There’s little to say about Stevie Ray’s rig which hasn’t already been said. Safe to say if you’re playing a decent American Strat like this one then you’re in the right ballpark, although emulating the man’s phenomenal blues technique and musical dexterity might take a bit more work. He also varied his amp line-up, most notably using a variety of Fender amps like the Super Reverb, Vibroverb and Bassman, while the quasi-mythical Dumble Steel String Singer also got a run out when the occasion called for it.
It has been said that Bowie chooses his guitarists based not on their technical prowess or superior music theory grounding, but on whether or not they use their instrument as a ‘sound source’. Plenty of guitarists can play better technically, or faster, than the guys he chose but few can match what they offered in terms of maverick talent. No-one on the list better personifies this concept than Robert Fripp. Formerly of prog giants King Crimson, Fripp was brought in to add colour and creativity to the more experimental albums along the way, including Heroes and Scary Monsters (and Super Creeps.)

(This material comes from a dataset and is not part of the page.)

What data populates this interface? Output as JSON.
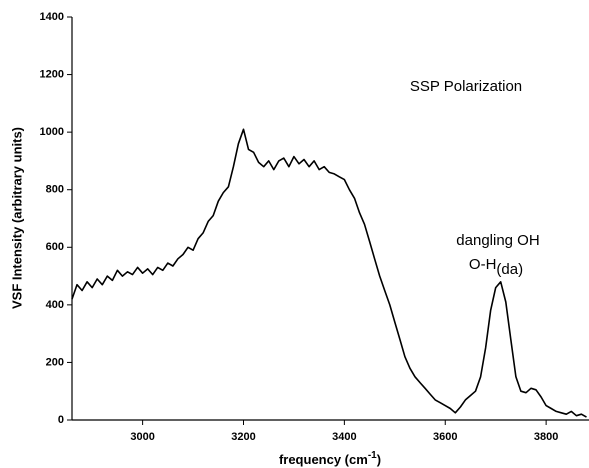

Fripp’s talents expanded far beyond ‘normal’ musical boundaries; if you’ve ever used a Windows computer, chances are you’ve heard the familiar four-note motif when you boot up? Or perhaps the short series of sounds when you load MS Mail? Both were the result of Robert’s work with the software giant, and have subsequently made him arguably the most listened-to musician in history.
Gear-wise, Fripp was a confirmed Gibson Les Paul man, although his playing techniques were rather less obvious. He claims to have been tone deaf from an early age, and nurtured his own unique picking style called cross-picking in an effort to stand out. He also, unusually, doesn’t have a musical grounding in the blues, instead taking his cues from jazz and classical music.
For the final entry in our whistle-stop tour, we introduce perhaps a new name to many of you; Ben Monder. Ben is a jazz guitarist, based out in New York, who was brought in with a series of other talented jazz players to add something different to the mix. Tony Visconti, Bowie’s longtime producer, said the idea of having jazz guys playing a rock sound appealed to them a lot more than having their usual rock guys playing a jazz sound.
As well as the above list of regulars, Bowie also had the fortune to play with a number of high profile guitar legends. Nile Rodgers, for example, worked with him around the time of the Let’s Dance album, helping produce it and providing the famous choppy riff which makes up the song’s backbone. You can find an article we produced on how to sound like Nile Rodgers here, by the way. You’ll also find examples of players like Jimmy Page, Peter Frampton and Jeff Beck littered throughout Bowie’s career, making him out as something of a star’s star.